After the inquiry into the death is completed, it seems that s71 doesn’t apply any more because s71(c) no longer holds.
Section 71(1) applies before a coroner's finding is released.
Section 71(2) applies after a coroner's finding is released.
It would seem pretty odd if permission was needed in perpetuity. So odd that I’m not surprised at the observation that no one has asked permission of the Chief coroner in 30 years, and he’s never taken anyone to task for that.
His comment was about no-one ever asking in the circumstances where I asked (ie after a high profile death presumed to be a suicide).
And yes, permission is needed in perpetuity if you want to disclose information beyond that allowed in section 71(2).
Check! That looks what what both the Act and the guide says.
The problem with the guidance is that it doesn’t even look like you need permission.
I meant to say, I think:
The problem is that that guidance makes it look like you can’t even ask for permission until after the decision is made (ie it looks like the pre-decision ban is total).
Pretty clear that you need permission to go further (although I can’t tell if even that is possible). Afterwards you can say it was a suicide without the coroner’s permission. That’s what I’m reading.

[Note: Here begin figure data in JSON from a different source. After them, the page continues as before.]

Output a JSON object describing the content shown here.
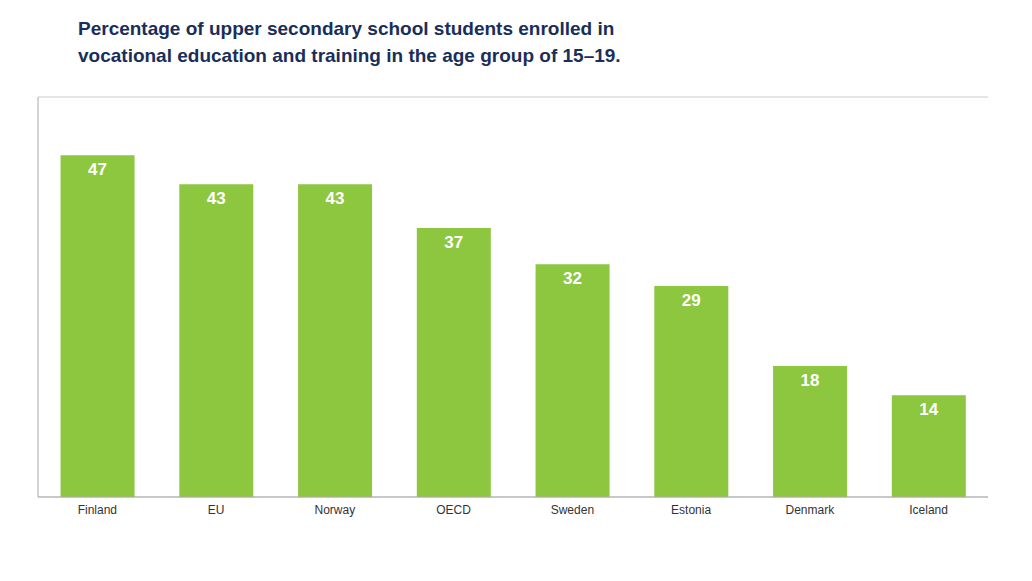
{
  "chart_data": {
    "type": "bar",
    "title": "Percentage of upper secondary school students enrolled in\nvocational education and training in the age group of 15–19.",
    "categories": [
      "Finland",
      "EU",
      "Norway",
      "OECD",
      "Sweden",
      "Estonia",
      "Denmark",
      "Iceland"
    ],
    "values": [
      47,
      43,
      43,
      37,
      32,
      29,
      18,
      14
    ],
    "color": "#8DC63F",
    "ylim": [
      0,
      55
    ],
    "yticks": [
      0,
      10,
      20,
      30,
      40,
      50
    ],
    "grid": true,
    "data_labels": true,
    "tick_labels": "x"
  }
}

You appear to need permission to say more than the very basic facts, though.
After a Coroner has declared a death a suicide, you can publicly state it was a suicide.
You can get permission to state more, such as the means used.

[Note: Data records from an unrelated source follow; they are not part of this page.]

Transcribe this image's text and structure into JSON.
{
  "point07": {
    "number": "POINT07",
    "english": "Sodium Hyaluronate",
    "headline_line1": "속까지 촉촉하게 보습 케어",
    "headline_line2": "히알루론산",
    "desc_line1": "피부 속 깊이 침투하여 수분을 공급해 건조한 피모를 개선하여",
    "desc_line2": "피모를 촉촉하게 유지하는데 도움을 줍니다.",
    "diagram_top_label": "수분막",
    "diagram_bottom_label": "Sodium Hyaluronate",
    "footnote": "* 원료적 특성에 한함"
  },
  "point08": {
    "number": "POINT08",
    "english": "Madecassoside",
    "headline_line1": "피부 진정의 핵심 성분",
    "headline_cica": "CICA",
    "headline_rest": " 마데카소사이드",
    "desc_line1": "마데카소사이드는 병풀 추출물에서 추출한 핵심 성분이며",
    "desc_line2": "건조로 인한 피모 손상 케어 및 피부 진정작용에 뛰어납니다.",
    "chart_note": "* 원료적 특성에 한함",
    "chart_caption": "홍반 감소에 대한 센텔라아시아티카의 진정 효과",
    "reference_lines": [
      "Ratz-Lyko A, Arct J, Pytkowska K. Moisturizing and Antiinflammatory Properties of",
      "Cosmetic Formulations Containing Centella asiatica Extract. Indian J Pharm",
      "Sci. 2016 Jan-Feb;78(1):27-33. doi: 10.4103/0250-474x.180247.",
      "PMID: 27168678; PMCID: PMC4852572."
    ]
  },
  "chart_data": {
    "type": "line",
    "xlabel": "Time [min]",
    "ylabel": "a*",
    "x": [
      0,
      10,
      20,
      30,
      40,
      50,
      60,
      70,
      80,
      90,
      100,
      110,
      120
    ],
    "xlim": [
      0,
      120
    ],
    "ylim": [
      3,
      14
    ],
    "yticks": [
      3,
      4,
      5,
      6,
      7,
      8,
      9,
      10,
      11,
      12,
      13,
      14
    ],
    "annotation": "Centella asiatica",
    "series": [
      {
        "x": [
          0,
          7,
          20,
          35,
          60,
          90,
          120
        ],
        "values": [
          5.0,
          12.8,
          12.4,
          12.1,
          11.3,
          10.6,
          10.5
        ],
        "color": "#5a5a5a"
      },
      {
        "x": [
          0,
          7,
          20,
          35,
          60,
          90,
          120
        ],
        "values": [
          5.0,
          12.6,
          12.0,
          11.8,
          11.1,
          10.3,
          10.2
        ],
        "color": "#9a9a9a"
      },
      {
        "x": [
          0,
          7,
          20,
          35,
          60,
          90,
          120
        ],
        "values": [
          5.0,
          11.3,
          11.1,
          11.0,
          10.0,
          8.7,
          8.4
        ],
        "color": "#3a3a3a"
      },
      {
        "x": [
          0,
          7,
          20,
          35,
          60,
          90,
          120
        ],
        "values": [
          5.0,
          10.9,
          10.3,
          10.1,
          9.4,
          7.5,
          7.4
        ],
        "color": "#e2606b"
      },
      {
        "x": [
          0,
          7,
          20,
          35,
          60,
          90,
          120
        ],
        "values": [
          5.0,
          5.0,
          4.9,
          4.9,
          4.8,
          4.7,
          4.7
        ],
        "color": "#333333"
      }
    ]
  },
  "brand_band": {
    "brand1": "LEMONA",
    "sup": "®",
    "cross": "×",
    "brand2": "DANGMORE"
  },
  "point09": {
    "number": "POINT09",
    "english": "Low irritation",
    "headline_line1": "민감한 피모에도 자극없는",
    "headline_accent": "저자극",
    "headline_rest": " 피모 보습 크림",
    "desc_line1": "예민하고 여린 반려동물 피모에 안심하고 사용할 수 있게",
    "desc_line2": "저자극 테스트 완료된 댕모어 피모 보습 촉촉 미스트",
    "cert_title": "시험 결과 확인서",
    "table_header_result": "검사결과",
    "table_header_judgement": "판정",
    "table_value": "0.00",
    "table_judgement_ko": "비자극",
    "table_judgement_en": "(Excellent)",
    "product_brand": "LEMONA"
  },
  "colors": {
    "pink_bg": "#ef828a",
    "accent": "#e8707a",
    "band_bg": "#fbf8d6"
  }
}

But the Act trumps the guidance, doesn’t it? Newspapers have surely hit this hundreds of times, got their lawyers to look at the law, and then realized that it’s clear enough in the Act itself that the highly counter-intuitive idea that coroners have a perpetual right to deny freedom of reporting of any suicide is counter-intuitive because it’s false.
I am confident you need permission to report the particulars of a self-inflicted death before the Coroner has made a decision.
The problem with the guidance is that it doesn’t even look like you can get permission.
The problem with the law is that you do need permission.
But reading the Act itself, I would think that chapter is contradicting the Act somewhat.
Yep. That was what I was trying to get at. You read the guidance, and it doesn't even look like you can get permission until after the finding has been made.
And if you hit another car that’s moving, the impact speed may be doubled meaning the outcome will be twice as bad.
Not four times as bad? Or some other even higher number? I'd have thought driving/crashing at 100km/h was much more dangerous than driving/crashing at 50km/h.
If this was not against the law, they’d be out of jail sooner. The amount of time spent in jail for cannabis is a real thing, real people’s lives rotting in jail over something millions of NZers have done regularly.
No. I'm saying that, for example someone gets two years imprisonment for burglary and one month for possession of class A, for a total sentence of two years and release after one year (because that's how concurrent sentences work). If class A drugs hadn't been found on them, the total sentence would be two years, with release after one year.
because those statistics are published?
I have just OIAed the stats, but my confidence comes from knowing how criminal sentencing works. e.g. Police suspect someone is a burglar, and get a search warrant to search for stolen goods. In the course of the search they find some drugs (getting money for this may have been the reason for the burglary). They charge both. The person gets two years for burglary and one month for the possession charge, to be served simultaneously.
Will happen with a bunch of offences. Drunken assault in a pub or street. Police arrest and conduct a search incident to arrest, find drug utensils etc. When you get to sentencing it all comes out in the wash. You can't sentence someone to community work if they're going to prison for something else, and it would be wrong to fine them (just setting them up to fail when they're released), so they get short sentence for the minor offending.
I'm not saying that this is every case. But I do think it will be a lot of them. And hopefully we'll know in 20 working days or so.
Mallard just pulled his “no one is ever jailed for pot possession” out of his ass – and carried on even after he was shown evidence of how wrong he is.
You need to contrast between those sent to prison for drug possession alone, and those sent to prison for burglary and drug possession or receiving stolen goods and drug possession. None of the statistics quoted make this distinction. I am confident that many (I suspect most, and perhaps not far short of all) people given a prison sentence for simple possession are serving that prison sentence simultaneously with a prison sentence for some other, more serious, offence.
There will be some who have served a prison term because, for example, of failure to comply with a community sentence given for drug possession, but people sentenced to prison for drug possession and nothing more will be very few.
But that $500k fine only applies to a body corporate, not an individual.
Well, for individuals, the maximum fine is the same then. $10,000. But vastly different for bodies corporate.